Screen shot 2013-02-03 at 15.07.37A while ago I joined my Archaeology colleagues on a visit to the Winchester School of Art, our university’s Art campus. We would spend a full day working with the artists there, producing archaeology inspired art. What is archaeology inspired art? I have no idea! It turns out that anything produced by archaeologists would do. So all of us started work on a range of screen-prints and copper etchings. The screen-prints featured an image of our archaeological work, some of us had geophysics maps and others had cave paintings, I decided to use our Connected Past logo designed by Ian Kirkpatrick. I was not very good but my friends and the artists were kind to me. As you can see from the etch in the figure, I really tried to do something artsy with my work but could not really get away from tying everything down to points and lines.

2012-11-30 16.51.40

Overall, it was an exhilarating experience. It really forced me to act quick and make decisions on how to represent my archaeology in an instant. It was more an action-filled trial and error process, completely different to our ‘let’s think long and hard about how to best do this’ process that is so common in the archaeology office. The result was that we got to go home with about twenty prints each! Compared to my normal 20 words-a-day this was probably the most productive day of my life.

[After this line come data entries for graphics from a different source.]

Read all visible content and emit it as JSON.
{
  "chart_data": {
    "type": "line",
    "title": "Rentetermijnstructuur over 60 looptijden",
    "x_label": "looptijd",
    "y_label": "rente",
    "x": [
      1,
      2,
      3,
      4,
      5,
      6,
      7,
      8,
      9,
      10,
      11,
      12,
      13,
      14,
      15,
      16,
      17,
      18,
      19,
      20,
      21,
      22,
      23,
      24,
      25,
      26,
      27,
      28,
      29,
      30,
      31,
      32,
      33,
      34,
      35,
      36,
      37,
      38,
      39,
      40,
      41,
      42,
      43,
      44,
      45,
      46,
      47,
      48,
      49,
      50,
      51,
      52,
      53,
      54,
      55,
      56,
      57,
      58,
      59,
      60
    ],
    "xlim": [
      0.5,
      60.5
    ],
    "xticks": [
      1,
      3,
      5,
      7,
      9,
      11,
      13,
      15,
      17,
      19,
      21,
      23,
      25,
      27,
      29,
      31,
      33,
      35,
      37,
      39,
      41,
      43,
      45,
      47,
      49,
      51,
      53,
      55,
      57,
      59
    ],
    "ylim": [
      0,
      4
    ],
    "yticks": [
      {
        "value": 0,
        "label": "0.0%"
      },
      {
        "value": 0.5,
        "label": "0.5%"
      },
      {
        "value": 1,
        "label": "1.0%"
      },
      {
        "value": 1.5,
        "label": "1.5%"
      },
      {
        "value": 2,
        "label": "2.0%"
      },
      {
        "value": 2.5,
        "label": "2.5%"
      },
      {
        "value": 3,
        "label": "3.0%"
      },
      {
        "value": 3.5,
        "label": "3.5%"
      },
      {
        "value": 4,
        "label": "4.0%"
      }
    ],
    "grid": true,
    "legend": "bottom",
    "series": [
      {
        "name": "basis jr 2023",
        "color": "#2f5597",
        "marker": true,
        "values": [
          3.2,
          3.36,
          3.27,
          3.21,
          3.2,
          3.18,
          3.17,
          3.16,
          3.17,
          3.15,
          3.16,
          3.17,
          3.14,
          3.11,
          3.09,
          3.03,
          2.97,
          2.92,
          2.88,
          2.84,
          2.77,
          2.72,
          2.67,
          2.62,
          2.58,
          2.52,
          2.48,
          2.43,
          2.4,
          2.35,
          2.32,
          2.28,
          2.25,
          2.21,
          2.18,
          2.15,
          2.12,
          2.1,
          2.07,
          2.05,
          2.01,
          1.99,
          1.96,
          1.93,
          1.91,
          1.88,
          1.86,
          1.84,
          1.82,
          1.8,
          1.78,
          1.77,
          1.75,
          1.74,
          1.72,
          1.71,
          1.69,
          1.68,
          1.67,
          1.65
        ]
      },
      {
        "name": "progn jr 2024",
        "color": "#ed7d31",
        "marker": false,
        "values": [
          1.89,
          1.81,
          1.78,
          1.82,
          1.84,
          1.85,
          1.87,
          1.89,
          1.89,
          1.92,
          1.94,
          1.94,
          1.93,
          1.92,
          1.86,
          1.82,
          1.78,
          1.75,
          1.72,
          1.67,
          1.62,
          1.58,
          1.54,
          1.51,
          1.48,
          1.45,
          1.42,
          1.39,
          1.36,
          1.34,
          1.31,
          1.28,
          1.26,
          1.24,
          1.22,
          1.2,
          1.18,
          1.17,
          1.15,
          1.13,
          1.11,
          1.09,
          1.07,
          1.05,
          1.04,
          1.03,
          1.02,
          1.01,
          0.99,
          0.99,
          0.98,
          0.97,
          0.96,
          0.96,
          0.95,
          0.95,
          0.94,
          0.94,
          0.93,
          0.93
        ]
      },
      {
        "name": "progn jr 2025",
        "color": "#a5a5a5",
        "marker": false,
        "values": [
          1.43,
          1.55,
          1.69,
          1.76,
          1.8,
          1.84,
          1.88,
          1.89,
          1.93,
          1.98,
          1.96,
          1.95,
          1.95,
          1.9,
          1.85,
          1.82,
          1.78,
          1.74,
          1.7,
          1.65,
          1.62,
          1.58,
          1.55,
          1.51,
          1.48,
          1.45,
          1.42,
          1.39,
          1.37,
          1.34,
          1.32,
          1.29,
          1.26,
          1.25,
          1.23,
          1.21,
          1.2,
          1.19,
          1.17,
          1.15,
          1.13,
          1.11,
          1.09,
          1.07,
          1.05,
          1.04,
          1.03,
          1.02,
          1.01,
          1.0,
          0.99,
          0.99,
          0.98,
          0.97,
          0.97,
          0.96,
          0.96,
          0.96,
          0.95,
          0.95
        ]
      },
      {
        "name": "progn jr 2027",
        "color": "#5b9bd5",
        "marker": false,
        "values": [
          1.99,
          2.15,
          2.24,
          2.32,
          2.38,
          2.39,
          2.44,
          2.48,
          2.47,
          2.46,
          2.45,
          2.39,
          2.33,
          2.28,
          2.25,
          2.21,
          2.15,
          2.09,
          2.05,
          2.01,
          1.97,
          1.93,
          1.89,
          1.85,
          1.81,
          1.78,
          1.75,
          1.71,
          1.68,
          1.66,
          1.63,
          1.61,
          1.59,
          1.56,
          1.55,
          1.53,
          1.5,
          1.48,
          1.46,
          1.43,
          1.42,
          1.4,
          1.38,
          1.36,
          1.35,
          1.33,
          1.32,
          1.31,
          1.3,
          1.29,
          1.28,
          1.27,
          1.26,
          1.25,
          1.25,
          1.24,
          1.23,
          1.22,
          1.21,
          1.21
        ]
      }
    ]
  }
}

I believe we will collaborate more often with the Winchester School of Art in the future and I am really looking forward to it!

You can read a full review of our group’s experience on the SotonDH blog.


Archaeology in the scanner

February 7, 2013

Screen shot 2013-02-03 at 14.06.17Southampton made the news last week with some of our scanning work. It turns out we have a massive room-sized scanner (misleadingly called a MICRO-CT scanner) at our imaging centre. It is capable of scanning stuff with a resolution of less than 0.1mm and given its size it can do this for quite big objects. Our Archaeological Computing Research Group could not wait to get their hands on this new toy, and collaborated with the British Museum to scan a large cauldron excavated at Chiseldon. The cauldron itself is actually not excavated since it is too fragile. Instead, the archaeologists lifted the big find encased in its soil matrix to preserve it until technologies come along that can tell us more about this fragile find. It seems that this time has now come! With this scanner the archaeologists were able to explore the cauldron by looking through the earth layers without excavating it.

Have a look at the video and read the article on the BBC website.


Cytoscape plugins

November 21, 2012

The authors of Cytoscape, a software platform for the analysis and visualisation of networks, have just published an overview of Cytoscape plugins in Nature Methods. Although many of these plugins might be most relevant for biological networks, there might be some original and useful Humanities applications to be developed as well. The overview covers 152 plugins, that should be plenty for the more creative among us to explore and play around with.

Cytoscape is open-source software for integration, visualization and analysis of biological networks. It can be extended through Cytoscape plugins, enabling a broad community of scientists to contribute useful features. This growth has occurred organically through the independent efforts of diverse authors, yielding a powerful but heterogeneous set of tools. We present a travel guide to the world of plugins, covering the 152 publicly available plugins for Cytoscape 2.5–2.8. We also describe ongoing efforts to distribute, organize and maintain the quality of the collection.